Tak Seorang Diri
"Jangan gunakan anak-anak untuk mencegahku pergi, karena seharusnya kau juga memikirkan bagaimana perasaan mereka saat kau melakukan hal tidak terpuji seperti itu."
***
"Jadi, berapa hutang papa?" tanya Dejun.
"Sedikit nak, hanya..."
"Hanya berapa pa?"
"Ti-tiga miliyar," ucap Junmyeon langsung tertunduk.
"T-tiga miliyar pa?! Papa bercanda? Untuk apa uang sebanyak itu pa?"

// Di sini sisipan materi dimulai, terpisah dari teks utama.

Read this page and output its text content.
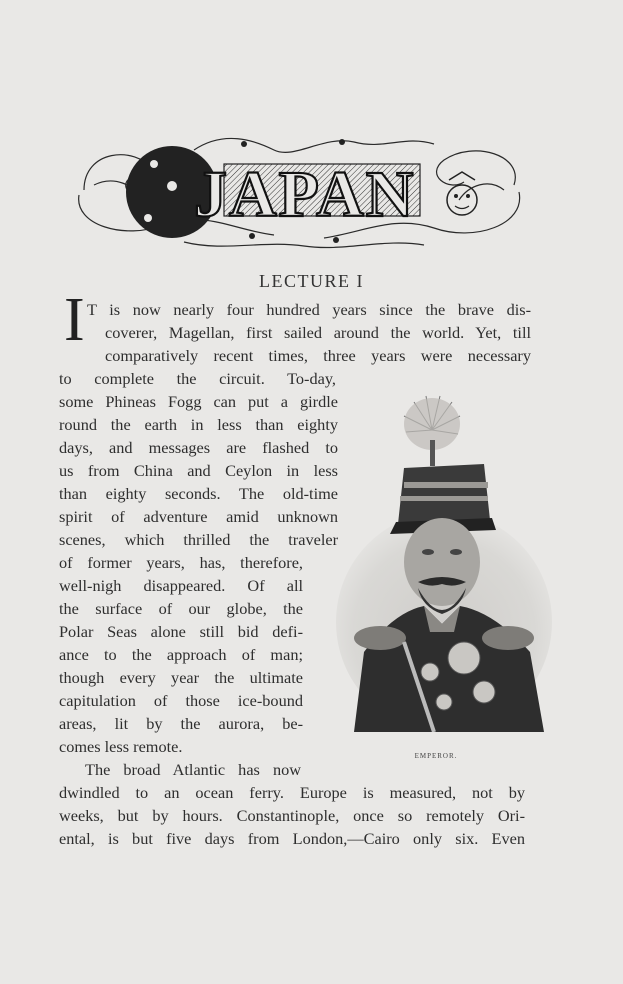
JAPAN
LECTURE I
I T is now nearly four hundred years since the brave dis-
coverer, Magellan, first sailed around the world. Yet, till
comparatively recent times, three years were necessary
to complete the circuit. To-day,
some Phineas Fogg can put a girdle
round the earth in less than eighty
days, and messages are flashed to
us from China and Ceylon in less
than eighty seconds. The old-time
spirit of adventure amid unknown
scenes, which thrilled the traveler
of former years, has, therefore,
well-nigh disappeared. Of all
the surface of our globe, the
Polar Seas alone still bid defi-
ance to the approach of man;
though every year the ultimate
capitulation of those ice-bound
areas, lit by the aurora, be-
comes less remote.
The broad Atlantic has now
dwindled to an ocean ferry. Europe is measured, not by
weeks, but by hours. Constantinople, once so remotely Ori-
ental, is but five days from London,—Cairo only six. Even
EMPEROR.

"Jujur saja Dejun, papa khilaf. Papa bertemu seorang gadis dan dia menguras habis uang papa dan memaksa papa untuk mengambil pinjaman dan tidak mampu membayar hingga bunganya semakin banyak dan total tiga miliyar."
"Khilaf? Hanya karena seorang gadis? Pa, sadar pa! Darimana kita bisa dapat uang sebanyak itu dalam satu minggu, astaga!"
Dejun langsung mengusap wajahnya kasar mengingat jika mereka tadi saja sudah menginjak kepala Dejun bahkan saat dia tidak tahu apapun.
"Lalu, bagaimana dengan Dede? Bagaimana jika mereka menyakiti dede pa?"
"Ka-kamu tenang saja Dejun, papa akan memperbaiki ini. Papa akan mencoba untuk bicara dengan tuan Yunho."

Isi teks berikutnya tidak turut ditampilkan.